Le Ministère des Affaires étrangères vient de transmettre son rapport annuel sur la transposition des directives à la Chambre des députés. Le rapport 2011 livre une analyse quantitative des données liées à la transposition des directives, un dossier qui continue à donner du fil à retordre au gouvernement et à son administration.
Le tableau d’affichage de la Commission européenne n° 21, publié le 23 septembre 2010, avait constaté un déficit de transposition moyen des Etats membres de 0,9 %, ce qui constituait une détérioration de 0,2 % par rapport au tableau précédent, dans lequel les Etats membres avaient affiché un déficit de transposition moyen historique de 0,7 %. Cela étant, ce résultat respectait l’objectif intérimaire de 1 % fixé par le Conseil européen de mars 2007.
Le Luxembourg occupait alors la 23e place dans le classement des 27 Etats membres, avec un déficit de transposition de 1,5 %, ce qui équivalait à 23 directives non transposées dans les délais requis et à une augmentation de son déficit de 0,l % par rapport au tableau d’affichage antérieur. Toutefois, le Luxembourg avait amélioré son classement de deux positions par rapport à ce dernier tableau.
En ce qui concerne l’objectif "tolérance zéro" envers les retards dans la transposition des directives dont le délai de transposition est échu depuis au moins deux ans, le Luxembourg se situait en 24e position, avec 4 directives (par rapport à 5 directives lors du tableau précédent).

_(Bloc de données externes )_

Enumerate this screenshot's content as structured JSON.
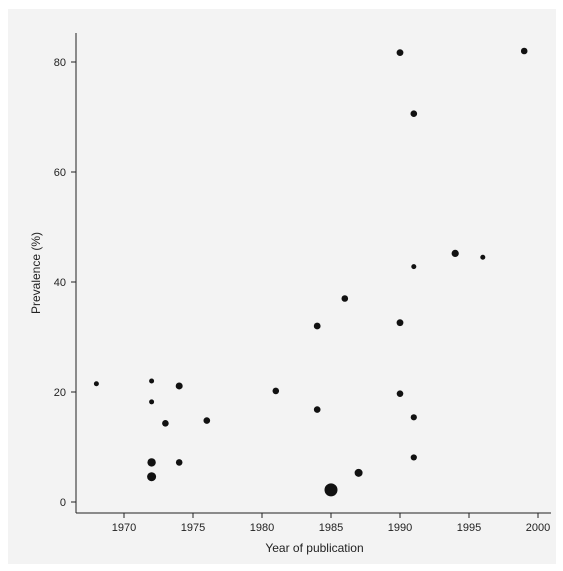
{
  "chart_data": {
    "type": "scatter",
    "title": "",
    "xlabel": "Year of publication",
    "ylabel": "Prevalence (%)",
    "xlim": [
      1966.5,
      2001
    ],
    "ylim": [
      -1,
      86
    ],
    "xticks": [
      1970,
      1975,
      1980,
      1985,
      1990,
      1995,
      2000
    ],
    "yticks": [
      0,
      20,
      40,
      60,
      80
    ],
    "grid": false,
    "legend": "none",
    "marker_color": "#111111",
    "background_color": "#f3f3f3",
    "points_note_size": "marker size reflects study sample size (relative)",
    "points": [
      {
        "x": 1968,
        "y": 21.5,
        "size": 2.5
      },
      {
        "x": 1972,
        "y": 22.0,
        "size": 2.5
      },
      {
        "x": 1972,
        "y": 18.2,
        "size": 2.5
      },
      {
        "x": 1972,
        "y": 7.2,
        "size": 4.2
      },
      {
        "x": 1972,
        "y": 4.6,
        "size": 4.5
      },
      {
        "x": 1973,
        "y": 14.3,
        "size": 3.3
      },
      {
        "x": 1974,
        "y": 21.1,
        "size": 3.5
      },
      {
        "x": 1974,
        "y": 7.2,
        "size": 3.3
      },
      {
        "x": 1976,
        "y": 14.8,
        "size": 3.3
      },
      {
        "x": 1981,
        "y": 20.2,
        "size": 3.3
      },
      {
        "x": 1984,
        "y": 32.0,
        "size": 3.4
      },
      {
        "x": 1984,
        "y": 16.8,
        "size": 3.3
      },
      {
        "x": 1985,
        "y": 2.2,
        "size": 6.5
      },
      {
        "x": 1986,
        "y": 37.0,
        "size": 3.3
      },
      {
        "x": 1987,
        "y": 5.3,
        "size": 4.0
      },
      {
        "x": 1990,
        "y": 81.7,
        "size": 3.4
      },
      {
        "x": 1990,
        "y": 32.6,
        "size": 3.4
      },
      {
        "x": 1990,
        "y": 19.7,
        "size": 3.3
      },
      {
        "x": 1991,
        "y": 70.6,
        "size": 3.3
      },
      {
        "x": 1991,
        "y": 42.8,
        "size": 2.5
      },
      {
        "x": 1991,
        "y": 15.4,
        "size": 3.1
      },
      {
        "x": 1991,
        "y": 8.1,
        "size": 3.1
      },
      {
        "x": 1994,
        "y": 45.2,
        "size": 3.6
      },
      {
        "x": 1996,
        "y": 44.5,
        "size": 2.5
      },
      {
        "x": 1999,
        "y": 82.0,
        "size": 3.3
      }
    ]
  }
}
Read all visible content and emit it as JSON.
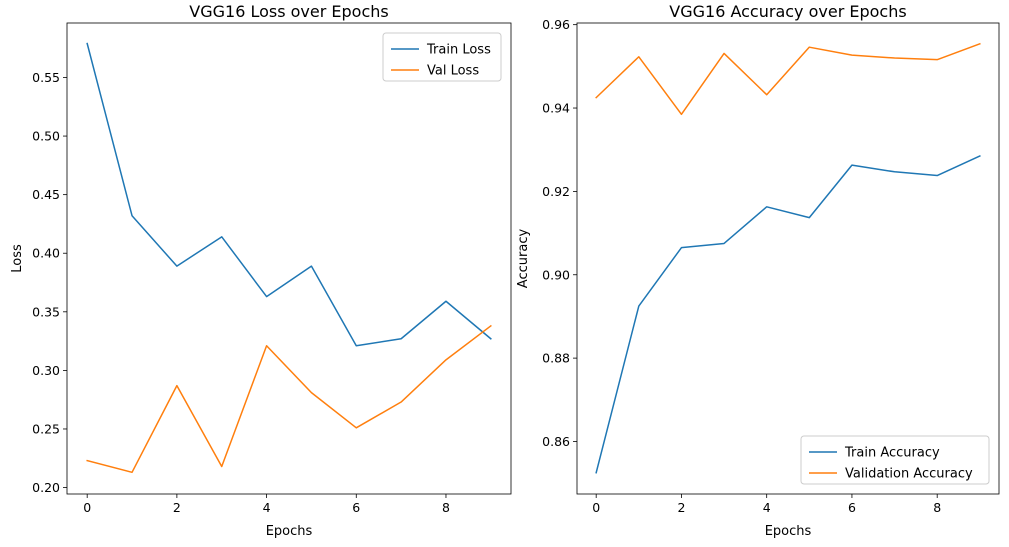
{
  "chart_data": [
    {
      "type": "line",
      "title": "VGG16 Loss over Epochs",
      "xlabel": "Epochs",
      "ylabel": "Loss",
      "xlim": [
        -0.45,
        9.45
      ],
      "ylim": [
        0.1945,
        0.5965
      ],
      "xticks": [
        0,
        2,
        4,
        6,
        8
      ],
      "xtick_labels": [
        "0",
        "2",
        "4",
        "6",
        "8"
      ],
      "yticks": [
        0.2,
        0.25,
        0.3,
        0.35,
        0.4,
        0.45,
        0.5,
        0.55
      ],
      "ytick_labels": [
        "0.20",
        "0.25",
        "0.30",
        "0.35",
        "0.40",
        "0.45",
        "0.50",
        "0.55"
      ],
      "x": [
        0,
        1,
        2,
        3,
        4,
        5,
        6,
        7,
        8,
        9
      ],
      "legend_position": "upper right",
      "series": [
        {
          "name": "Train Loss",
          "color": "#1f77b4",
          "values": [
            0.579,
            0.432,
            0.389,
            0.414,
            0.363,
            0.389,
            0.321,
            0.327,
            0.359,
            0.327
          ]
        },
        {
          "name": "Val Loss",
          "color": "#ff7f0e",
          "values": [
            0.223,
            0.213,
            0.287,
            0.218,
            0.321,
            0.281,
            0.251,
            0.273,
            0.309,
            0.338
          ]
        }
      ]
    },
    {
      "type": "line",
      "title": "VGG16 Accuracy over Epochs",
      "xlabel": "Epochs",
      "ylabel": "Accuracy",
      "xlim": [
        -0.45,
        9.45
      ],
      "ylim": [
        0.8474,
        0.9604
      ],
      "xticks": [
        0,
        2,
        4,
        6,
        8
      ],
      "xtick_labels": [
        "0",
        "2",
        "4",
        "6",
        "8"
      ],
      "yticks": [
        0.86,
        0.88,
        0.9,
        0.92,
        0.94,
        0.96
      ],
      "ytick_labels": [
        "0.86",
        "0.88",
        "0.90",
        "0.92",
        "0.94",
        "0.96"
      ],
      "x": [
        0,
        1,
        2,
        3,
        4,
        5,
        6,
        7,
        8,
        9
      ],
      "legend_position": "lower right",
      "series": [
        {
          "name": "Train Accuracy",
          "color": "#1f77b4",
          "values": [
            0.8525,
            0.8925,
            0.9065,
            0.9075,
            0.9163,
            0.9137,
            0.9263,
            0.9247,
            0.9238,
            0.9285
          ]
        },
        {
          "name": "Validation Accuracy",
          "color": "#ff7f0e",
          "values": [
            0.9425,
            0.9523,
            0.9385,
            0.9531,
            0.9432,
            0.9546,
            0.9527,
            0.952,
            0.9516,
            0.9554
          ]
        }
      ]
    }
  ]
}
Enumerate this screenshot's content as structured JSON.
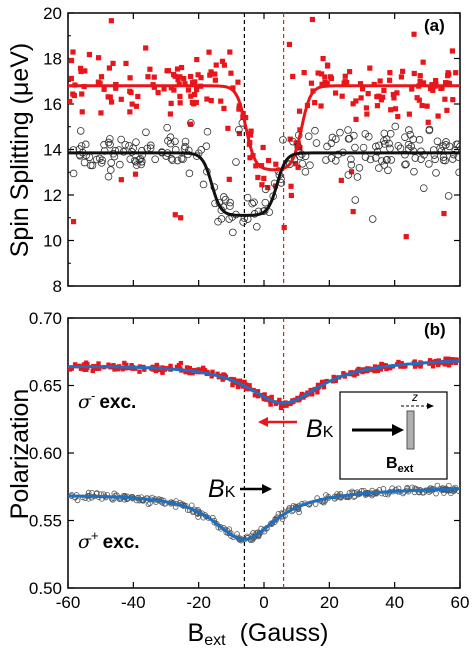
{
  "chart_data": [
    {
      "panel": "(a)",
      "type": "scatter",
      "ylabel": "Spin Splitting (μeV)",
      "xlim": [
        -60,
        60
      ],
      "ylim": [
        8,
        20
      ],
      "yticks": [
        "8",
        "10",
        "12",
        "14",
        "16",
        "18",
        "20"
      ],
      "vlines": [
        {
          "x": -6,
          "color": "#000000"
        },
        {
          "x": 6,
          "color": "#e02020"
        }
      ],
      "series": [
        {
          "marker": "filled-square",
          "color": "#e8161b",
          "fit": {
            "baseline": 16.8,
            "min": 13.1,
            "center": 3,
            "half_width": 8.5
          }
        },
        {
          "marker": "open-circle",
          "color": "#333333",
          "fit": {
            "baseline": 13.85,
            "min": 11.1,
            "center": -6,
            "half_width": 10
          }
        }
      ]
    },
    {
      "panel": "(b)",
      "type": "scatter",
      "ylabel": "Polarization",
      "xlabel": "B",
      "xlabel_sub": "ext",
      "xlabel_unit": "(Gauss)",
      "xlim": [
        -60,
        60
      ],
      "ylim": [
        0.5,
        0.7
      ],
      "xticks": [
        "-60",
        "-40",
        "-20",
        "0",
        "20",
        "40",
        "60"
      ],
      "yticks": [
        "0.50",
        "0.55",
        "0.60",
        "0.65",
        "0.70"
      ],
      "vlines": [
        {
          "x": -6,
          "color": "#000000"
        },
        {
          "x": 6,
          "color": "#e02020"
        }
      ],
      "series": [
        {
          "label_sigma": "σ",
          "label_sign": "-",
          "label_text": "exc.",
          "marker": "filled-square",
          "color": "#e8161b",
          "fit_color": "#1f6fc0",
          "fit": {
            "baseline": 0.668,
            "depth": 0.031,
            "center": 6,
            "gamma": 14
          }
        },
        {
          "label_sigma": "σ",
          "label_sign": "+",
          "label_text": "exc.",
          "marker": "open-circle",
          "color": "#555555",
          "fit_color": "#1f6fc0",
          "fit": {
            "baseline": 0.572,
            "depth": 0.036,
            "center": -6,
            "gamma": 12
          }
        }
      ]
    }
  ],
  "annotations": {
    "panel_a_label": "(a)",
    "panel_b_label": "(b)",
    "bk_main": "B",
    "bk_sub": "K",
    "inset_axis": "z",
    "inset_label": "B",
    "inset_label_sub": "ext"
  }
}
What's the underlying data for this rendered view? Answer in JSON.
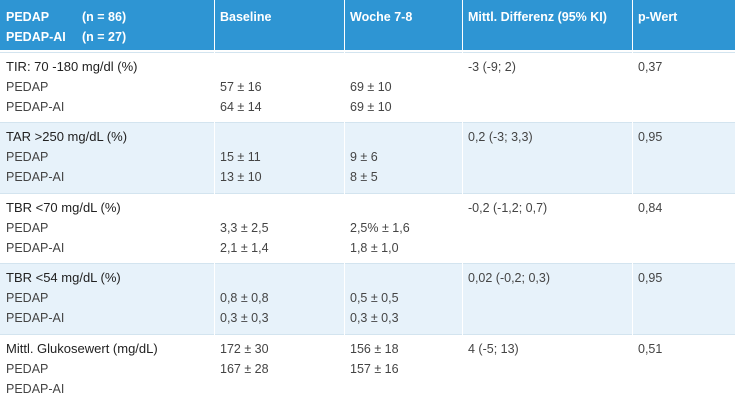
{
  "table": {
    "header": [
      [
        [
          "PEDAP",
          "(n = 86)"
        ],
        [
          "PEDAP-AI",
          "(n = 27)"
        ]
      ],
      "Baseline",
      "Woche 7-8",
      "Mittl. Differenz (95% KI)",
      "p-Wert"
    ],
    "groups": [
      [
        [
          "TIR: 70 -180 mg/dl (%)",
          null,
          null,
          "-3 (-9; 2)",
          "0,37"
        ],
        [
          "PEDAP",
          "57 ± 16",
          "69 ± 10",
          null,
          null
        ],
        [
          "PEDAP-AI",
          "64 ± 14",
          "69 ± 10",
          null,
          null
        ]
      ],
      [
        [
          "TAR >250 mg/dL (%)",
          null,
          null,
          "0,2 (-3; 3,3)",
          "0,95"
        ],
        [
          "PEDAP",
          "15 ± 11",
          "9 ± 6",
          null,
          null
        ],
        [
          "PEDAP-AI",
          "13 ± 10",
          "8 ± 5",
          null,
          null
        ]
      ],
      [
        [
          "TBR <70 mg/dL (%)",
          null,
          null,
          "-0,2 (-1,2; 0,7)",
          "0,84"
        ],
        [
          "PEDAP",
          "3,3 ± 2,5",
          "2,5% ± 1,6",
          null,
          null
        ],
        [
          "PEDAP-AI",
          "2,1 ± 1,4",
          "1,8 ± 1,0",
          null,
          null
        ]
      ],
      [
        [
          "TBR <54 mg/dL (%)",
          null,
          null,
          "0,02 (-0,2; 0,3)",
          "0,95"
        ],
        [
          "PEDAP",
          "0,8 ± 0,8",
          "0,5 ± 0,5",
          null,
          null
        ],
        [
          "PEDAP-AI",
          "0,3 ± 0,3",
          "0,3 ± 0,3",
          null,
          null
        ]
      ],
      [
        [
          "Mittl. Glukosewert (mg/dL)",
          "172 ± 30",
          "156 ± 18",
          "4 (-5; 13)",
          "0,51"
        ],
        [
          "PEDAP",
          "167 ± 28",
          "157 ± 16",
          null,
          null
        ],
        [
          "PEDAP-AI",
          null,
          null,
          null,
          null
        ]
      ]
    ]
  }
}
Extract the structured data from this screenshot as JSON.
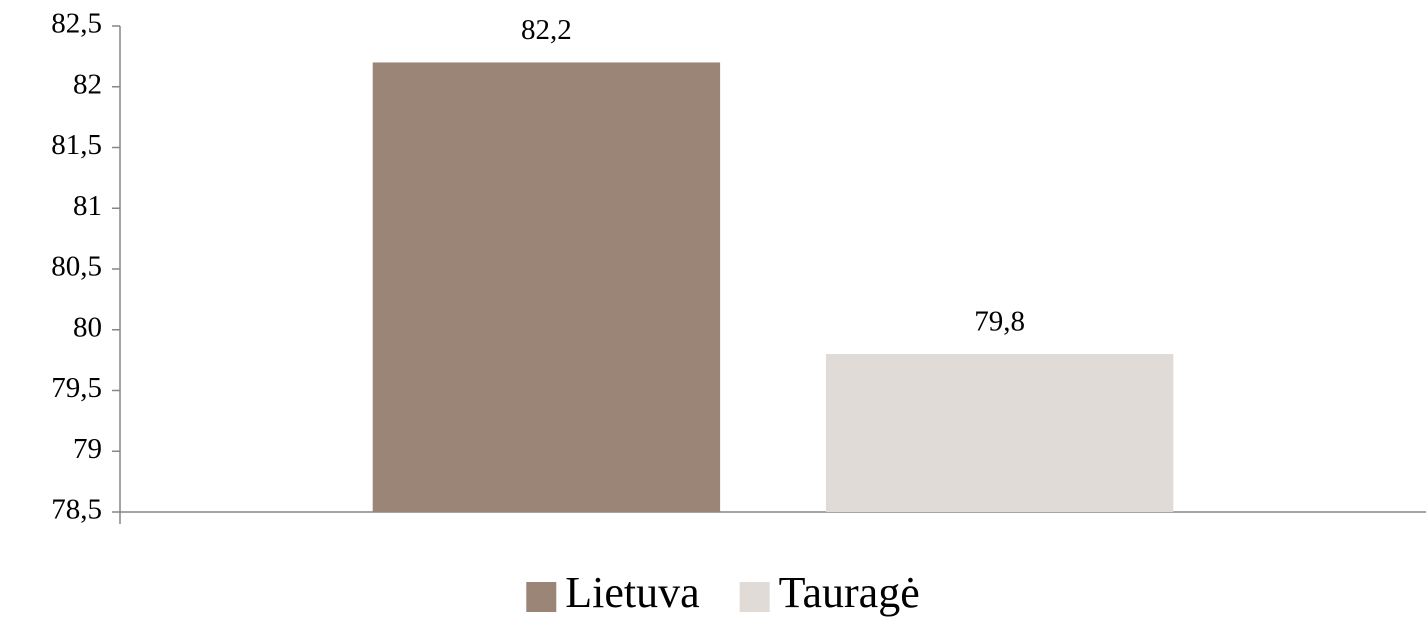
{
  "chart_data": {
    "type": "bar",
    "categories": [
      null
    ],
    "series": [
      {
        "name": "Lietuva",
        "color": "#9b8576",
        "values": [
          82.2
        ],
        "value_labels": [
          "82,2"
        ]
      },
      {
        "name": "Tauragė",
        "color": "#e0dbd6",
        "values": [
          79.8
        ],
        "value_labels": [
          "79,8"
        ]
      }
    ],
    "ylim": [
      78.5,
      82.5
    ],
    "yticks": [
      {
        "value": 78.5,
        "label": "78,5"
      },
      79,
      {
        "value": 79.5,
        "label": "79,5"
      },
      80,
      {
        "value": 80.5,
        "label": "80,5"
      },
      81,
      {
        "value": 81.5,
        "label": "81,5"
      },
      82,
      {
        "value": 82.5,
        "label": "82,5"
      }
    ],
    "legend": "bottom"
  }
}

Le tableau d’affichage n° 22, publié le 21 mars 2011, a dressé un état des lieux de la transposition des directives marché intérieur ayant un délai de transposition antérieur au 1er novembre 2010.
Dans ce tableau, le Luxembourg a réalisé sa meilleure performance avec un déficit de transposition historique de 1 %, ce qui correspond à 15 directives non-transposées dans les délais, et a atteint pour la première fois, depuis l’introduction du tableau d’affichage, l’objectif fixé par le Conseil européen de mars 2007.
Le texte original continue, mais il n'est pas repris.